We are capable of growing salad vegetables under glass in the UK all year around – not enough to meet supply, but certainly enough to deal with shortfalls. There are those who claim grandly that there’s something intrinsically distasteful and wrong about eating such foods out of season; that, as environment secretary Thérèse Coffey said last week, we should make do with turnips. That’s to misunderstand the history of agriculture. Humanity has been interfering with how and when crops grow since wild grasses were first domesticated on the banks of the Nile thousands of years ago. It’s called progress.

The problem is that growing salad vegetables in the UK has been made economically unviable, both by those shortsighted supermarkets and in large part by Brexit. Growers in the Lea Valley around London, regarded as Britain’s salad bowl, have started applying to knock down dozens of acres of greenhouses so the land can be used more profitably for houses. As the Lea Valley Growers Association has explained, the post-Brexit seasonal workers’ scheme only granted six-month visas when they were needed for nine months. It meant bringing in two cohorts and doubling the training. That means extra costs which are not being met by supermarkets.

Then came the energy crisis. The government chose not to subsidize the energy costs of growers. Last week APS Group, one of the largest tomato growers in the country, admitted it had left some of its glasshouses unplanted for the first time in almost 75 years.

Some will argue that the supermarkets are refusing to pay more because they can’t pass on the costs to already hard-pressed consumers battling a cost of living crisis; that to suggest we should pay more for our food when so many are reduced to using food banks is a grossly insensitive argument made from a place of affluence. But if we structure our food system so that those in poverty can access it, we will only further damage our agricultural base. We need on the one hand to deal with the functioning of our food system and on the other with poverty, with a chronically unequal distribution of wealth. We need to stop talking about food poverty and just call it poverty.
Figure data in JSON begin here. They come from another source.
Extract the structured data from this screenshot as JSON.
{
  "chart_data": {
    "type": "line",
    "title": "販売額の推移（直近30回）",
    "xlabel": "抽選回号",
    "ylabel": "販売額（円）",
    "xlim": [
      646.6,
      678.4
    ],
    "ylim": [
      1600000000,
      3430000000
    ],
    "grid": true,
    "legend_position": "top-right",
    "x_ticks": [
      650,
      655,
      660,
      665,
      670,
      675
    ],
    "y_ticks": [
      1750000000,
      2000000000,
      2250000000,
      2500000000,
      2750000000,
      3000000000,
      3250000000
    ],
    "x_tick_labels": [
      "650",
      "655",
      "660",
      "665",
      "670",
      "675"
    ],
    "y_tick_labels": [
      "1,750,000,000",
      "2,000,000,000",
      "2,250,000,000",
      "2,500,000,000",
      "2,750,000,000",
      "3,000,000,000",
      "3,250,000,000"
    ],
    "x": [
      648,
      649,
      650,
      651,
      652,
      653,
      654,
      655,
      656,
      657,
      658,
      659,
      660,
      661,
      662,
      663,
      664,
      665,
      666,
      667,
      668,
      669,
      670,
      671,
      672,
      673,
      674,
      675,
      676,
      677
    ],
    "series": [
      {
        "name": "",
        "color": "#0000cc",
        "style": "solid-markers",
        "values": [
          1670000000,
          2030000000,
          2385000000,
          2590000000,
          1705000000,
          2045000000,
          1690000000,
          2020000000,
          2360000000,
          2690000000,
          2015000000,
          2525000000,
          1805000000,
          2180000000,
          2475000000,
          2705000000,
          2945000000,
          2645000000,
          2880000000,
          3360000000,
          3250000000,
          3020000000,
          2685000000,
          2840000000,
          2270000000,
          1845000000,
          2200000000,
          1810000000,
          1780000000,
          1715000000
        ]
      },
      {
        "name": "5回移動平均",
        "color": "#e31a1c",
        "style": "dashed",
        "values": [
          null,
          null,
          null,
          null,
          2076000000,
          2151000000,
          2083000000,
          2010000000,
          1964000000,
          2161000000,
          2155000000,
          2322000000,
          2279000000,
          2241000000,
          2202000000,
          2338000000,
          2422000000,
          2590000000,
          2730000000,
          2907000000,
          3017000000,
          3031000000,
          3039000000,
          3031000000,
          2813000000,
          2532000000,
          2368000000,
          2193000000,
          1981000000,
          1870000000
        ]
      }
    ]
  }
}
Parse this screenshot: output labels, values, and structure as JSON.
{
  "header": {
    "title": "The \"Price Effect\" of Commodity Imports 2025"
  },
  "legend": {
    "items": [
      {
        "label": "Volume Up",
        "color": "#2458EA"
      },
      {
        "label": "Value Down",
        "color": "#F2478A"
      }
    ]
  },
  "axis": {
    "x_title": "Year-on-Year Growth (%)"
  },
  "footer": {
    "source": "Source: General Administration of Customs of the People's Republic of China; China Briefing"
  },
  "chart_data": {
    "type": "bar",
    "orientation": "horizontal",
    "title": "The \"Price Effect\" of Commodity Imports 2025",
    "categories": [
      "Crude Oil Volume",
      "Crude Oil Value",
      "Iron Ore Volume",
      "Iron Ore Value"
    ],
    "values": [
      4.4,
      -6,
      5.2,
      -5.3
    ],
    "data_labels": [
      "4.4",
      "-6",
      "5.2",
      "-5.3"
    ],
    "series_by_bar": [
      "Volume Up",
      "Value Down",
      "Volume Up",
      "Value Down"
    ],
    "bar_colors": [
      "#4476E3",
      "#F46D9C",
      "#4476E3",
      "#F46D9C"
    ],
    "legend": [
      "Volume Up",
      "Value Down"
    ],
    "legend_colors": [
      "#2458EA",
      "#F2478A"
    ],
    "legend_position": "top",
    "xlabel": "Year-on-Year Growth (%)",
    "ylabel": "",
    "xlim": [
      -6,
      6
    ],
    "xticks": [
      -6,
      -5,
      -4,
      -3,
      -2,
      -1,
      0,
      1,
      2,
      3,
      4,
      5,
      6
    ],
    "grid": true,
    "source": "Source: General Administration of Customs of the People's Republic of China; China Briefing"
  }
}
Turning to overseas markets for our supply when there has been disruption does not, of course, make things cheaper. It makes them vastly more expensive. The supermarkets have been able to get some stock, but wholesalers supplying other parts of the economy, like the hospitality sector and independent shops, have been left very short. Supermarket rationing has been introduced in part to stop those smaller businesses from buying what they need from supermarkets.

And why is the UK not being supplied as once it was? Could it have something to do with getting trucks through borders mired in post-Brexit paperwork? Dutch lorry drivers complained last week on social media about border checks adding hours to their shifts. Far easier, then, to get stock to supermarkets across a borderless Schengen zone.
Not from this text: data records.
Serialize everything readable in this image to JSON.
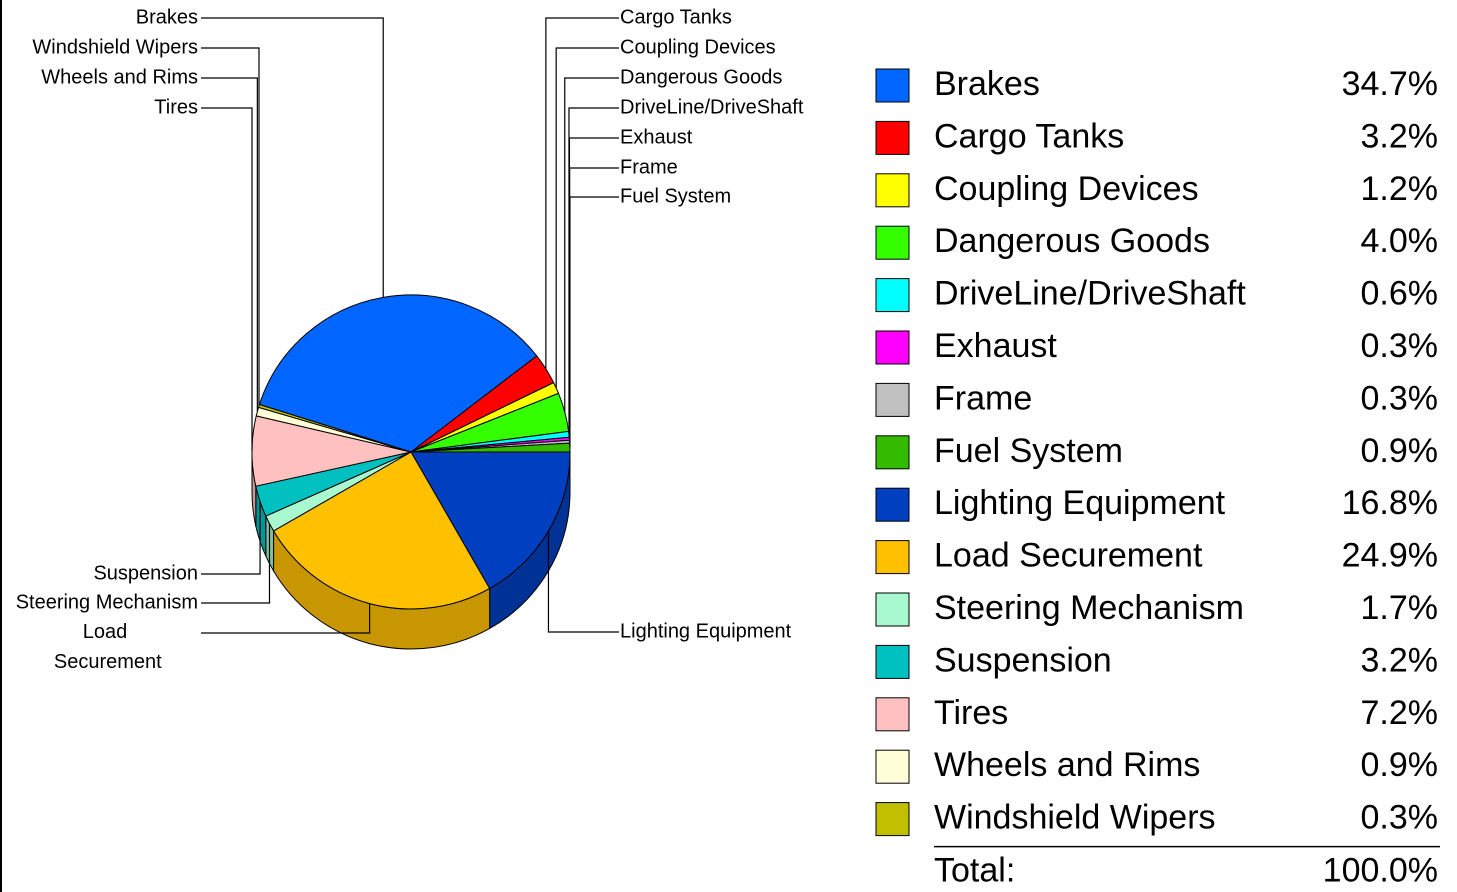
{
  "chart_data": {
    "type": "pie",
    "categories": [
      "Brakes",
      "Cargo Tanks",
      "Coupling Devices",
      "Dangerous Goods",
      "DriveLine/DriveShaft",
      "Exhaust",
      "Frame",
      "Fuel System",
      "Lighting Equipment",
      "Load Securement",
      "Steering Mechanism",
      "Suspension",
      "Tires",
      "Wheels and Rims",
      "Windshield Wipers"
    ],
    "values": [
      34.7,
      3.2,
      1.2,
      4.0,
      0.6,
      0.3,
      0.3,
      0.9,
      16.8,
      24.9,
      1.7,
      3.2,
      7.2,
      0.9,
      0.3
    ],
    "value_labels": [
      "34.7%",
      "3.2%",
      "1.2%",
      "4.0%",
      "0.6%",
      "0.3%",
      "0.3%",
      "0.9%",
      "16.8%",
      "24.9%",
      "1.7%",
      "3.2%",
      "7.2%",
      "0.9%",
      "0.3%"
    ],
    "colors": [
      "#0066ff",
      "#ff0000",
      "#ffff00",
      "#33ff00",
      "#00ffff",
      "#ff00ff",
      "#c0c0c0",
      "#33bb00",
      "#0040c0",
      "#ffc000",
      "#a8f8d0",
      "#00c0c0",
      "#ffc0c0",
      "#ffffd8",
      "#c0c000"
    ],
    "total_label": "Total:",
    "total_value_label": "100.0%"
  }
}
This is the problem with running down British agriculture and depending on imports. In 2006, Labour published a paper on food security nicknamed in food circles the “leave it to Tesco” report because it argued that in a globalized world, a rich UK could buy its way out of any supply issues. It failed to recognize the growing dominance of emerging economies like India and China, which were buying the crops we wanted. But at least we had the EU and the ease of supply. And then we left it.

In a few weeks, perhaps a few months, the current problems will ease. The shelves will fill again. Those with an interest in doing so will insist it was just a blip. It isn’t just a blip. It’s a symptom of a dysfunctional food system. It’s a symptom of an overly mighty supermarket sector failing to behave like the custodian of the food supply chain it has become. And yes, it’s also a symptom of Brexit.